Oregon Woman Wins 3-Year Fight Against Wells Fargo Foreclosure
A woman in Tualatin, Ore., is breathing a sigh of relief after a three-year battle to prove Wells Fargo had wrongfully moved to foreclose on her home, saying she had missed mortgage payments.
A judge ruled Wednesday that Wells Fargo failed to prove she was actually behind in her payments, which Delores Dingman, 80, attributes to the bank’s simple “accounting errors.”
“I just praise God for it all because I kept praying so many times about this, because I knew I had made the payments, but their accounting errors made it hard,” she said.
The judge heard six hours of testimony and then ruled to cancel the judicial foreclosure.
Dingman and her late husband moved into their four-bedroom home in 1967, 46 years ago.
After her husband, Leland, died in March 2008, Dingman took out a new mortgage with Wachovia while she paid off his medical bills, never missing a payment. Court records show she promised to pay $308,000 plus interest June 16, 2008.

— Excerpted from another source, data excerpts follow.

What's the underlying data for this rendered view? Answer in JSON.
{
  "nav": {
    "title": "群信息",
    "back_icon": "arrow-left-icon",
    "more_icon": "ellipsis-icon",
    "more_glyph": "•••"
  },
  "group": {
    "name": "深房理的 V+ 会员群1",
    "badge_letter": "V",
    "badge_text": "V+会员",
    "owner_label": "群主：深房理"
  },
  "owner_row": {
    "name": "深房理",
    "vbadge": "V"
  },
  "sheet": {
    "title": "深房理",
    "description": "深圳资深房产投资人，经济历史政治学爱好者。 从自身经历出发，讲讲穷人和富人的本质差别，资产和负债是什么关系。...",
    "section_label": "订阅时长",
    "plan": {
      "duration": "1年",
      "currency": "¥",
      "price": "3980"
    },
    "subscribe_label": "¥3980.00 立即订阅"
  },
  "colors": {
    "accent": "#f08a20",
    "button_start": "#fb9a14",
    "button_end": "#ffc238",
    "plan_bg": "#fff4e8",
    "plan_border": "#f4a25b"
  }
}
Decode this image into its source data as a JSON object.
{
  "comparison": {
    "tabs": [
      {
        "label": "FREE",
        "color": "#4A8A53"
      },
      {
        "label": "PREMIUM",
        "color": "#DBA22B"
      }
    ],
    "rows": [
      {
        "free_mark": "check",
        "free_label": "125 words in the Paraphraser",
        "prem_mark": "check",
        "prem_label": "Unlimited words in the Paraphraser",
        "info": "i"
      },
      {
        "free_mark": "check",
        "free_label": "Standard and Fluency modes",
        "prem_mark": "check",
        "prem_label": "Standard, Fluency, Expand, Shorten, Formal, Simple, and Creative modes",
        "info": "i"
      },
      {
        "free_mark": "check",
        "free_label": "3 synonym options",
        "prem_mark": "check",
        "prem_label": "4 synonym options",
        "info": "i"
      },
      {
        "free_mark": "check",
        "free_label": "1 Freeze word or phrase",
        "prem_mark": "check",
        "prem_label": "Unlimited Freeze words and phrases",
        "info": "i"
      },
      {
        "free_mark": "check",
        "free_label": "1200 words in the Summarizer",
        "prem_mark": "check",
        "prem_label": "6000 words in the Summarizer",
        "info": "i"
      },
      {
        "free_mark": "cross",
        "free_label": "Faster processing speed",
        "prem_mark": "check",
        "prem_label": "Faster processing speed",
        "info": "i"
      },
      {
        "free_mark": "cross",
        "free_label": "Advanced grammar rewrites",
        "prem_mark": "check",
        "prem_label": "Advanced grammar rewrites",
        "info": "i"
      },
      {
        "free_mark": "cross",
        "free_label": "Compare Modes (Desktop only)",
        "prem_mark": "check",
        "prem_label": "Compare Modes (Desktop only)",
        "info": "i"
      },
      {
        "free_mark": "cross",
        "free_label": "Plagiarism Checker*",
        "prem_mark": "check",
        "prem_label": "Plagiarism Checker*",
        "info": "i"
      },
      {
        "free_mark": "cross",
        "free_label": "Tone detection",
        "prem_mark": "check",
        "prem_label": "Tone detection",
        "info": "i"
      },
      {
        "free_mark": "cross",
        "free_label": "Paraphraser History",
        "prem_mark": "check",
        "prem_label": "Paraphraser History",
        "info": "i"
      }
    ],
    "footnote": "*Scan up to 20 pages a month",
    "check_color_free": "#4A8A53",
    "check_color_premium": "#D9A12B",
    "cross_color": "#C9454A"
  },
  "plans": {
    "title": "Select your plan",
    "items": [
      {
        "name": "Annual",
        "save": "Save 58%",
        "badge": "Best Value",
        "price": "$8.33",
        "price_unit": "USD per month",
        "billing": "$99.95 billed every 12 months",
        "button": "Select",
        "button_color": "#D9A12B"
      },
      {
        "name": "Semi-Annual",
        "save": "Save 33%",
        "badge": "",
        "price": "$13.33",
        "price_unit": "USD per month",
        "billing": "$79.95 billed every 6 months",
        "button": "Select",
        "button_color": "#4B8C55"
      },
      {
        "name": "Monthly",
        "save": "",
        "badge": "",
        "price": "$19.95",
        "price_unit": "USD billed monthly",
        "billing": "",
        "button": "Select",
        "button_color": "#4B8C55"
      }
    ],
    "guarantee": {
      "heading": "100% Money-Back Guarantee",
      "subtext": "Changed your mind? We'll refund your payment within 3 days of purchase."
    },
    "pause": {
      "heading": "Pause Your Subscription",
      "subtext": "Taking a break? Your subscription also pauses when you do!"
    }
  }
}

The next year, after Wells Fargo’s acquisition of Wachovia was completed in Jan. 2009, Dingman began receiving foreclosure notices. She believes the bank did not correctly process her payment since around October 2009.
But her bank records show her mortgage payments have been deposited by Wells Fargo. Despite efforts to clear up the mistake and paying more than $12,000 in attorney fees, her home went into judicial foreclosure.